I just select files I want to move and drag them to where I want them. But, that only works for files digikam recognises as sidecars for the particular images that are moved. By default, such files use as naming scheme
“<basename>.<ext>.xmp”. One thing that might cause issues: in the screenshot you showed, neither “read from sidecar files” not “write to sidecar files” is ticked. Perhaps that means digikam assumes there are no relevant sidecars to be kept…

That means sidecars for e.g. different edit versions from darktable may not be recognised and kept (as those add a number to the <basename>, if you dont create extra versions, it works fine). I’m also not sure what happens with sidecars created by e.g. lightroom, with the “<basename>.xmp” naming scheme. For sidecars from rawtherapee (pp3 extension), and such, you can specify the extensions to be kept with an image in the metadata settings (but such files will not be read from or written to).

Since November 2000 I do that as follows.

I made a photo folder called fotoos, it resides on a 2 TB hdd (so no ssd). Every new photo series goes here.

In that I made a sub folder 2000, then again sub folders nov00, dec00. That for every year, until this month, 2024/feb24. So I store them by year, by month.

I used to make sub folders, like jul22/holidays. Since 6 months or so I decided to use Digikam as tagging machine. No longer needed to make sub folders, just tag that series of photos with “holidays”. By using the Caption tab you can quickly find all your holidays, including those from other years.

And yes, the photos I upload to the folder fotoos, always stay there.

Two times a day an automatic backup of my photo directory is made to a second hard disk, also on this pc. Once a month I make a second backup to an external ssd.

Can’t remember I ever lost a photo.

Hello rveitor,

the problem was that I was too impatient: You have to press F5 in digiKam to update - the sidecars are all taken along.

Hello Paul,
I do it in a very similar way: grafik
The only difference is that I also select folders for the days.

automatic backup of my photo directory

Only my data backup is a little more complex.

I don’t make any real backups but synchronize my data, otherwise everything would burst at the seams.
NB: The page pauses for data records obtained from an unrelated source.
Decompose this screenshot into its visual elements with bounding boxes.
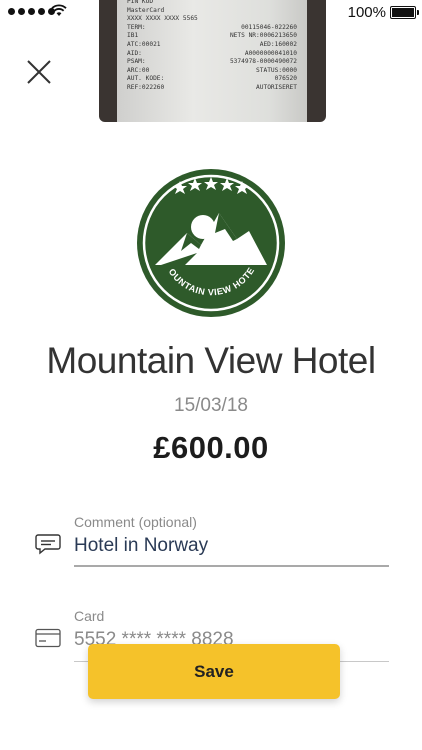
receipt-line: PSAM: 5374978-0000490072 (127, 58, 297, 66)
save-button[interactable]: Save (88, 644, 340, 699)
signal-icon (8, 8, 55, 15)
comment-label: Comment (optional) (74, 514, 197, 530)
receipt-line: ATC:00021 AED:160002 (127, 40, 297, 48)
receipt-line: AID: A0000000041010 (127, 49, 297, 57)
receipt-line: MasterCard (127, 6, 165, 14)
merchant-name: Mountain View Hotel (46, 340, 376, 381)
transaction-amount: £600.00 (153, 430, 269, 465)
merchant-logo: MOUNTAIN VIEW HOTEL (137, 169, 285, 317)
credit-card-icon (35, 628, 61, 648)
card-label: Card (74, 608, 105, 624)
wifi-icon (51, 4, 67, 16)
transaction-date: 15/03/18 (174, 395, 248, 416)
receipt-line: REF:022260 AUTORISERET (127, 83, 297, 91)
close-icon[interactable] (26, 59, 52, 85)
comment-input[interactable]: Hotel in Norway (74, 535, 389, 557)
receipt-line: ARC:00 STATUS:0000 (127, 66, 297, 74)
receipt-line: IB1 NETS NR:0006213650 (127, 32, 297, 40)
receipt-image[interactable]: PIN KOD MasterCard XXXX XXXX XXXX 5565 TERM… (99, 0, 326, 122)
receipt-paper: PIN KOD MasterCard XXXX XXXX XXXX 5565 TERM… (117, 0, 307, 122)
battery-icon (390, 6, 419, 19)
comment-underline (74, 565, 389, 567)
receipt-line: PIN KOD (127, 0, 154, 5)
comment-icon (35, 534, 61, 555)
receipt-line: XXXX XXXX XXXX 5565 (127, 15, 198, 23)
receipt-line: TERM: 00115046-022260 (127, 23, 297, 31)
receipt-line: AUT. KODE: 076520 (127, 75, 297, 83)
battery-percent: 100% (347, 4, 386, 21)
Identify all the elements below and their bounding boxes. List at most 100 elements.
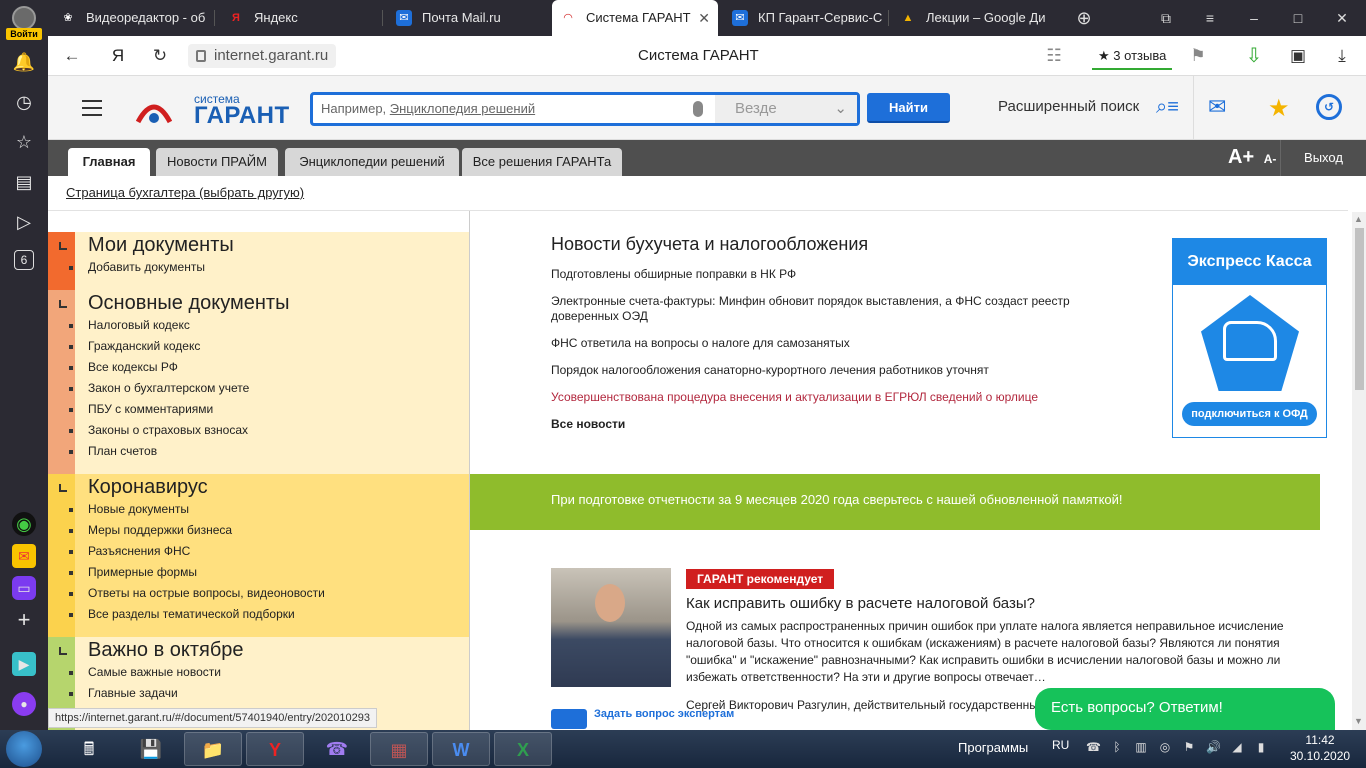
advanced-search-icon[interactable]: ⌕≡ xyxy=(1156,96,1186,120)
collapse-toggle-icon[interactable] xyxy=(59,242,67,250)
section-title[interactable]: Мои документы xyxy=(88,234,234,257)
section-link[interactable]: Ответы на острые вопросы, видеоновости xyxy=(69,583,325,604)
volume-icon[interactable]: 🔊 xyxy=(1206,740,1221,756)
section-title[interactable]: Коронавирус xyxy=(88,476,208,499)
star-icon[interactable]: ☆ xyxy=(12,130,36,154)
recommend-title[interactable]: Как исправить ошибку в расчете налоговой… xyxy=(686,595,1035,612)
play-icon[interactable]: ▷ xyxy=(12,210,36,234)
mail-app-icon[interactable]: ✉ xyxy=(12,544,36,568)
section-link[interactable]: Самые важные новости xyxy=(69,662,221,683)
section-link[interactable]: Налоговый кодекс xyxy=(68,315,249,336)
tray-programs[interactable]: Программы xyxy=(958,740,1028,755)
viber-tray-icon[interactable]: ☎ xyxy=(1086,740,1101,756)
minimize-icon[interactable]: – xyxy=(1234,0,1274,36)
collapse-toggle-icon[interactable] xyxy=(59,300,67,308)
garant-logo[interactable]: система ГАРАНТ xyxy=(136,90,289,130)
alice-camera-icon[interactable]: ◉ xyxy=(12,512,36,536)
font-decrease-button[interactable]: A- xyxy=(1264,152,1277,166)
scrollbar-thumb[interactable] xyxy=(1355,228,1364,390)
tab-garant[interactable]: ◠ Система ГАРАНТ ✕ xyxy=(552,0,718,36)
section-link[interactable]: Все разделы тематической подборки xyxy=(69,604,325,625)
yandex-home-icon[interactable]: Я xyxy=(106,44,130,68)
calculator-icon[interactable]: 🖩 xyxy=(60,732,118,766)
battery-icon[interactable]: ▮ xyxy=(1254,740,1268,756)
chat-button[interactable]: Есть вопросы? Ответим! xyxy=(1035,688,1335,730)
video-app-icon[interactable]: ▶ xyxy=(12,652,36,676)
ask-experts-link[interactable]: Задать вопрос экспертам xyxy=(594,707,734,721)
advanced-search-link[interactable]: Расширенный поиск xyxy=(998,98,1139,115)
viber-icon[interactable]: ☎ xyxy=(308,732,366,766)
tabs-manager-icon[interactable]: ⧉ xyxy=(1146,0,1186,36)
ok-icon[interactable]: ◎ xyxy=(1158,740,1172,756)
tab-video-editor[interactable]: ❀ Видеоредактор - об xyxy=(52,0,212,36)
downloads-icon[interactable]: ⤓ xyxy=(1330,44,1354,68)
notice-banner[interactable]: При подготовке отчетности за 9 месяцев 2… xyxy=(470,474,1320,530)
microphone-icon[interactable] xyxy=(693,101,703,117)
excel-icon[interactable]: X xyxy=(494,732,552,766)
tab-google-drive[interactable]: ▲ Лекции – Google Ди xyxy=(892,0,1056,36)
section-link[interactable]: Примерные формы xyxy=(69,562,325,583)
tab-main[interactable]: Главная xyxy=(68,148,150,176)
history-icon[interactable]: ◷ xyxy=(12,90,36,114)
download-manager-icon[interactable]: ⇩ xyxy=(1242,44,1266,68)
tab-yandex[interactable]: Я Яндекс xyxy=(220,0,380,36)
back-icon[interactable]: ← xyxy=(60,44,84,68)
clock[interactable]: 11:42 30.10.2020 xyxy=(1290,732,1350,764)
news-item[interactable]: Подготовлены обширные поправки в НК РФ xyxy=(551,267,1071,282)
logout-button[interactable]: Выход xyxy=(1280,140,1366,176)
network-icon[interactable]: ▥ xyxy=(1134,740,1148,756)
tab-prime-news[interactable]: Новости ПРАЙМ xyxy=(156,148,278,176)
profile-button[interactable]: Войти xyxy=(6,4,42,40)
word-icon[interactable]: W xyxy=(432,732,490,766)
bell-icon[interactable]: 🔔 xyxy=(12,50,36,74)
url-field[interactable]: internet.garant.ru xyxy=(188,44,337,68)
search-scope-select[interactable]: Везде ⌄ xyxy=(715,95,857,123)
section-link[interactable]: Все кодексы РФ xyxy=(68,357,249,378)
messenger-icon[interactable]: ▭ xyxy=(12,576,36,600)
collapse-toggle-icon[interactable] xyxy=(59,484,67,492)
extensions-icon[interactable]: ▣ xyxy=(1286,44,1310,68)
explorer-icon[interactable]: 📁 xyxy=(184,732,242,766)
winrar-icon[interactable]: ▦ xyxy=(370,732,428,766)
close-tab-icon[interactable]: ✕ xyxy=(698,0,710,36)
tab-encyclopedias[interactable]: Энциклопедии решений xyxy=(285,148,459,176)
search-example-link[interactable]: Энциклопедия решений xyxy=(390,101,535,116)
mail-consult-icon[interactable]: ✉ xyxy=(1208,94,1244,122)
font-increase-button[interactable]: A+ xyxy=(1228,146,1254,168)
find-button[interactable]: Найти xyxy=(867,93,950,123)
add-app-icon[interactable]: + xyxy=(12,608,36,632)
bluetooth-icon[interactable]: ᛒ xyxy=(1110,740,1124,756)
section-link[interactable]: Гражданский кодекс xyxy=(68,336,249,357)
section-title[interactable]: Важно в октябре xyxy=(88,639,244,662)
reviews-button[interactable]: ★ 3 отзыва xyxy=(1092,42,1173,70)
reload-icon[interactable]: ↻ xyxy=(148,44,172,68)
search-input[interactable]: Например, Энциклопедия решений Везде ⌄ xyxy=(310,92,860,126)
news-item[interactable]: Порядок налогообложения санаторно-курорт… xyxy=(551,363,1071,378)
tab-kp-garant[interactable]: ✉ КП Гарант-Сервис-С xyxy=(724,0,884,36)
yandex-browser-icon[interactable]: Y xyxy=(246,732,304,766)
collapse-toggle-icon[interactable] xyxy=(59,647,67,655)
section-link[interactable]: Главные задачи xyxy=(69,683,221,704)
section-link[interactable]: ПБУ с комментариями xyxy=(68,399,249,420)
scrollbar[interactable]: ▲ ▼ xyxy=(1352,212,1366,730)
favorites-star-icon[interactable]: ★ xyxy=(1268,94,1290,123)
section-link[interactable]: Законы о страховых взносах xyxy=(68,420,249,441)
flag-icon[interactable]: ⚑ xyxy=(1182,740,1196,756)
news-item-highlight[interactable]: Усовершенствована процедура внесения и а… xyxy=(551,390,1071,405)
news-item[interactable]: Электронные счета-фактуры: Минфин обнови… xyxy=(551,294,1071,324)
wifi-icon[interactable]: ◢ xyxy=(1230,740,1244,756)
start-button[interactable] xyxy=(6,731,42,767)
maximize-icon[interactable]: □ xyxy=(1278,0,1318,36)
connect-ofd-button[interactable]: подключиться к ОФД xyxy=(1182,402,1317,426)
menu-icon[interactable]: ≡ xyxy=(1190,0,1230,36)
scroll-down-icon[interactable]: ▼ xyxy=(1354,716,1363,726)
section-link[interactable]: Закон о бухгалтерском учете xyxy=(68,378,249,399)
counter-badge-icon[interactable]: 6 xyxy=(14,250,34,270)
tab-all-solutions[interactable]: Все решения ГАРАНТа xyxy=(462,148,622,176)
hamburger-menu-icon[interactable] xyxy=(82,100,102,116)
close-window-icon[interactable]: ✕ xyxy=(1322,0,1362,36)
section-title[interactable]: Основные документы xyxy=(88,292,289,315)
section-link[interactable]: Новые документы xyxy=(69,499,325,520)
translate-icon[interactable]: ☷ xyxy=(1042,44,1066,68)
news-item[interactable]: ФНС ответила на вопросы о налоге для сам… xyxy=(551,336,1071,351)
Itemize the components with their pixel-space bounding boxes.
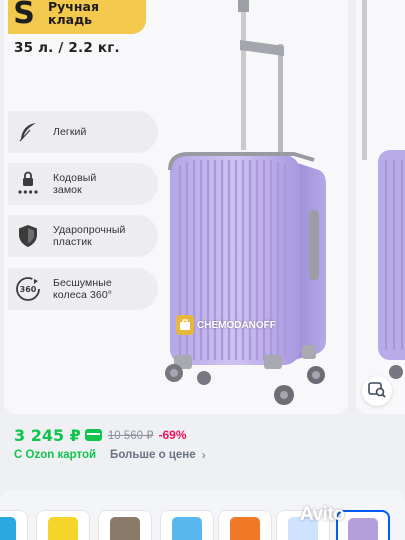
size-text-line2: кладь — [48, 12, 93, 27]
avito-watermark: Avito — [300, 504, 345, 525]
feature-label: Кодовый замок — [53, 172, 96, 196]
feature-label: Легкий — [53, 126, 86, 138]
variant-brown[interactable] — [98, 510, 152, 540]
feature-label-line1: Ударопрочный — [53, 224, 126, 236]
size-letter: S — [13, 0, 35, 31]
suitcase-image — [165, 0, 326, 405]
discount-badge: -69% — [158, 428, 187, 442]
more-price-link[interactable]: Больше о цене — [110, 449, 196, 461]
price-row: 3 245 ₽ 10 560 ₽ -69% — [14, 425, 187, 445]
variant-swatch — [48, 517, 78, 540]
feature-label-line2: колеса 360° — [53, 289, 113, 301]
size-badge: S Ручная кладь — [8, 0, 146, 34]
rotate-360-icon: 360 — [11, 272, 45, 306]
variant-swatch — [0, 517, 16, 540]
shield-icon — [11, 219, 45, 253]
feature-shield: Ударопрочный пластик — [8, 215, 158, 257]
feature-label-line1: Легкий — [53, 126, 87, 138]
brand-watermark: CHEMODANOFF — [176, 315, 276, 335]
image-search-button[interactable] — [362, 376, 392, 406]
feature-label-line2: замок — [53, 184, 82, 196]
feature-lock: Кодовый замок — [8, 163, 158, 205]
feature-label-line2: пластик — [53, 236, 92, 248]
variant-sky-blue[interactable] — [160, 510, 214, 540]
svg-text:360: 360 — [20, 285, 37, 294]
next-image-peek[interactable] — [356, 0, 405, 414]
feature-label: Ударопрочный пластик — [53, 224, 126, 248]
brand-watermark-text: CHEMODANOFF — [197, 319, 276, 331]
variant-swatch — [348, 518, 378, 540]
feature-wheels: 360 Бесшумные колеса 360° — [8, 268, 158, 310]
feature-label: Бесшумные колеса 360° — [53, 277, 112, 301]
variant-swatch — [110, 517, 140, 540]
bag-icon — [176, 315, 194, 335]
variant-swatch — [230, 517, 260, 540]
variant-yellow[interactable] — [36, 510, 90, 540]
suitcase-peek-image — [362, 0, 405, 379]
current-price: 3 245 ₽ — [14, 425, 81, 445]
feather-icon — [11, 115, 45, 149]
ozon-card-label: С Ozon картой — [14, 449, 97, 461]
variant-blue[interactable] — [0, 510, 28, 540]
ozon-card-icon — [84, 429, 102, 441]
variant-orange[interactable] — [218, 510, 272, 540]
old-price: 10 560 ₽ — [107, 430, 154, 442]
chevron-right-icon: › — [201, 448, 206, 462]
feature-label-line1: Кодовый — [53, 172, 97, 184]
feature-label-line1: Бесшумные — [53, 277, 112, 289]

Everything is on external HDDs. If I accidentally delete something (permanently), it is also deleted during the next backup or synchronization. That’s why an external disk is not enough for me. I use several in turn. And if I suddenly realize that something is missing, then I look and hope that the lost files are still there on an older backup.

I work with Linux. My tool is called FreeFileSync and I am extremely satisfied. What do you use?

Not here. I use rsync with the option to not delete files in “destination” when files in “source” have been deleted. That “pollutes” the folder in “destination” a bit, but I consider that as an extra security layer.